Get Cozy with Your Insurance Carriers
- By Guest Contributor
- In Industry News
- November 1, 2013
- Comments Off on Get Cozy with Your Insurance Carriers

Build a positive relationship now for effortless resolution later.
by Erin Goodwin, CPC
Communicating with provider services and getting to know your provider representative on a first name basis is the first step to building a solid relationship with an insurance carrier. If you really want to establish close ties that will weather any storm, you also might consider getting to know the rest of the carrier’s staff, too.
Cultivate Resources
Most large insurance carriers have provider representatives responsible for the regions in their area. Call provider services (or get on the provider’s website) and find out who your provider representative is, and how to contact him or her. Build relationships now: Don’t wait until you have a problem.
Face-to-face meetings are essential in forming good relationships, so it’s a good idea to call your provider representative to set one up. Conference calls are impersonal and the participants can often be distracted. People who meet face to face usually form a more meaningful relationship. Many representatives are required to make a certain number of visits per month, and will appreciate you initiating a visit.

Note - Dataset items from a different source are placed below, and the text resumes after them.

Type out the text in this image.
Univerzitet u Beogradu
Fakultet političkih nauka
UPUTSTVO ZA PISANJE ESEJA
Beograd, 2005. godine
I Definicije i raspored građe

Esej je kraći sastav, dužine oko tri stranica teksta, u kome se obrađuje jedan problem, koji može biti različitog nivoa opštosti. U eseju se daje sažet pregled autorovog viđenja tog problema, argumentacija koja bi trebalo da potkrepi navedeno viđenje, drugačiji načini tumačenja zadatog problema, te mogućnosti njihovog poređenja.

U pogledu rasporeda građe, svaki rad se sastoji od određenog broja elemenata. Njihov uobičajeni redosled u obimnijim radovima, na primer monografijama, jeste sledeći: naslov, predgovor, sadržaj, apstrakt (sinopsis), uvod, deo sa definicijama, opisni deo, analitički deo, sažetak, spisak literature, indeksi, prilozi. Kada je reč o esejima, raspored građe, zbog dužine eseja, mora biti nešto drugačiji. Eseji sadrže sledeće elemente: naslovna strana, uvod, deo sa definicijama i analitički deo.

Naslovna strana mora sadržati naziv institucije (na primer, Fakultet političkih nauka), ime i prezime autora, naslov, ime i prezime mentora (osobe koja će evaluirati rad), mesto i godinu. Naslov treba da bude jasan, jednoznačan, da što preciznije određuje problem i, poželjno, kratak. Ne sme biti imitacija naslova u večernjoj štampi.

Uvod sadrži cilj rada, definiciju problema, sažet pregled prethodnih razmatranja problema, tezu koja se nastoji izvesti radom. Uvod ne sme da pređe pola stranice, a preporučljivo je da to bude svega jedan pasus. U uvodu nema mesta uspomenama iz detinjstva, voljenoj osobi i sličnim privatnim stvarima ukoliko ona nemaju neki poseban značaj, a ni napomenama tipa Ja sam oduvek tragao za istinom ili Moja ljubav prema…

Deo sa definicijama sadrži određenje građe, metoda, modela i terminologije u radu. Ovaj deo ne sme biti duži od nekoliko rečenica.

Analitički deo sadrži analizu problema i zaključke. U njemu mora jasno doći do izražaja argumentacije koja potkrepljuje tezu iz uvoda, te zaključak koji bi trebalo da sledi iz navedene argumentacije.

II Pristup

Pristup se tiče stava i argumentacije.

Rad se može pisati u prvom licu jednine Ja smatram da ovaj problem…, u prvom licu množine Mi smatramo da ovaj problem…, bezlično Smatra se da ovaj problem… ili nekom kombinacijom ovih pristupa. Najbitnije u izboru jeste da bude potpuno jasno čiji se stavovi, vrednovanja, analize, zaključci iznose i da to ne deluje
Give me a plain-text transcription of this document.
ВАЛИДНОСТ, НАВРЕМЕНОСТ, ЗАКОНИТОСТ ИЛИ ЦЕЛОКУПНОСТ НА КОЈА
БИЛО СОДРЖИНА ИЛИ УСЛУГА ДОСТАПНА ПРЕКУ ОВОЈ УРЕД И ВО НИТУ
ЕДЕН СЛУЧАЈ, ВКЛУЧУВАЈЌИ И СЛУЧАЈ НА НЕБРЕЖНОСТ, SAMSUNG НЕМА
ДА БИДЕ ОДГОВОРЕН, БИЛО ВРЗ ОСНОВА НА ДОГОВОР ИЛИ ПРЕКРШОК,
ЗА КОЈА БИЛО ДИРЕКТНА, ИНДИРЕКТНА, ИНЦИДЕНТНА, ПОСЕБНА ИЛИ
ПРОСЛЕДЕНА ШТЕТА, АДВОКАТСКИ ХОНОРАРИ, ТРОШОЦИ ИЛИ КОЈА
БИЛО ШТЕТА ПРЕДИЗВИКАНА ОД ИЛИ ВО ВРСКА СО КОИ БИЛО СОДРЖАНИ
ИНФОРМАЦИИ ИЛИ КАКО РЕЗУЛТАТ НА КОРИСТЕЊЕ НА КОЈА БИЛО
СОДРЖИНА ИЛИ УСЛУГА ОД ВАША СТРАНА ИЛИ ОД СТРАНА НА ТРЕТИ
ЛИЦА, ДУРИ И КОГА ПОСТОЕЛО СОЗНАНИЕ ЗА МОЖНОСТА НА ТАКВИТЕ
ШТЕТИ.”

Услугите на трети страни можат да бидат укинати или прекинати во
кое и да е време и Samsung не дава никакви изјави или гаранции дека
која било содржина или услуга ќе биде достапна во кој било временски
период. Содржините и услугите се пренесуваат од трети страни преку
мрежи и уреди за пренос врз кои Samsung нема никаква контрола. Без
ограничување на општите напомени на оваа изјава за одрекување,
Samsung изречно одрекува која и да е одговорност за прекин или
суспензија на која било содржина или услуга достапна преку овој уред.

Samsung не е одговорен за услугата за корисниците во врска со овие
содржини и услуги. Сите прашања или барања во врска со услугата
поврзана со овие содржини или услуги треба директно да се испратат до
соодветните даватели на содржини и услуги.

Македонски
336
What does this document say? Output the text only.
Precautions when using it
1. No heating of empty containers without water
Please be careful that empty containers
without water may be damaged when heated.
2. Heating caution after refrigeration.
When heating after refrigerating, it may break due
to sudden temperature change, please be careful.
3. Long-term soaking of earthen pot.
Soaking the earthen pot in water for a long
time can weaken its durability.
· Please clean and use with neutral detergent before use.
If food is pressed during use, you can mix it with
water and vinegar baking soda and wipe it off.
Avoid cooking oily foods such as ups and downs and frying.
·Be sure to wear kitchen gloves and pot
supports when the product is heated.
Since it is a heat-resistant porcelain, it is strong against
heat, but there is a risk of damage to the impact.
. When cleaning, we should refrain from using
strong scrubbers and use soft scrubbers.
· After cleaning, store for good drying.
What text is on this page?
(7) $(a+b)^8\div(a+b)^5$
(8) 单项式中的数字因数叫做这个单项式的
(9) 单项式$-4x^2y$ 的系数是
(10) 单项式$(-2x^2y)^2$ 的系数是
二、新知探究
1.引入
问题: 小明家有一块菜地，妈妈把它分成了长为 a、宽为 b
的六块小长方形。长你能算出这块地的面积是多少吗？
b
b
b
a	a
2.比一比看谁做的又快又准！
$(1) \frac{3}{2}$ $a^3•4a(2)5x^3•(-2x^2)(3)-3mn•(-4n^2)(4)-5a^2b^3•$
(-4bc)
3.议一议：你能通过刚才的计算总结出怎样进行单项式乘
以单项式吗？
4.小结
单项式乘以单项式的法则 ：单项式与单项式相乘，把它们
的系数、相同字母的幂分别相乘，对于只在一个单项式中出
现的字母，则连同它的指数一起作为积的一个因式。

Provider representatives have many roles. They can be:
- Educators who help you learn about the insurance carrier’s policies, claims processes, or how to use their website
- Claims intermediaries to help you get problem claims adjudicated
- Helpers when you are having authorization issues
- Assistants in contracting and credentialing
I call on my provider representatives for many things. For instance, I call or email them when I find that a policy or procedure has changed, or when provider services gives me conflicting information. I have several representatives who will accept spreadsheets of problem claims that provider services has been unable to help me resolve. My representatives have cleared a path for me when credentialing a new provider, and have kept me up to date on the credentialing process. A representative has even helped me to obtain urgent authorizations when the authorizations department was telling me “three to five business days,” but the patient needed the service today or tomorrow.
Work Your Way Up the Chain
Sometimes you may find a provider representative has exhausted his or her resources and is unable to help you, or the problem has reached the point where someone with more influence is needed to take care of the problem. Your representative may recognize when he or she needs to hand the problem over to upper management, but if he or she doesn’t, ask your representative if there is someone else who can help you.
If the provider representative’s manager is unable to help, you may need to take your issue to the carrier’s vice president for your region. If possible, schedule a face-to-face meeting with this person. Your provider representative can usually arrange this, but you may have to be insistent. It will help if you are flexible with the time and place of the meeting.
At the meeting, the first thing the VP will do is hand you a business card. Now you have his or her direct contact information. Score! By the end of the meeting, a relationship has formed. The VP now knows who you are and is more likely to respond to your requests the next time you call. Many times, a VP will introduce you to someone in the claims department who can directly help you with issues. Now that you have an “in,” carriers with priority departments might automatically transfer you there to work out issues more expediently.
Relationships Improve Responsiveness
Building relationships takes time and attention, but the ability to resolve issues with a quick phone call or email makes it a worthwhile endeavor. Your provider reps will know who you are, what you need, and will be eager to help you solve any problem as quickly as possible.
Erin Goodwin, CPC, is the director of radiation reimbursement at South Carolina Oncology Associates, Pa. She has worked in oncology for over 15 years and is an active member of the Capitol Coders local chapter in Columbia, S.C.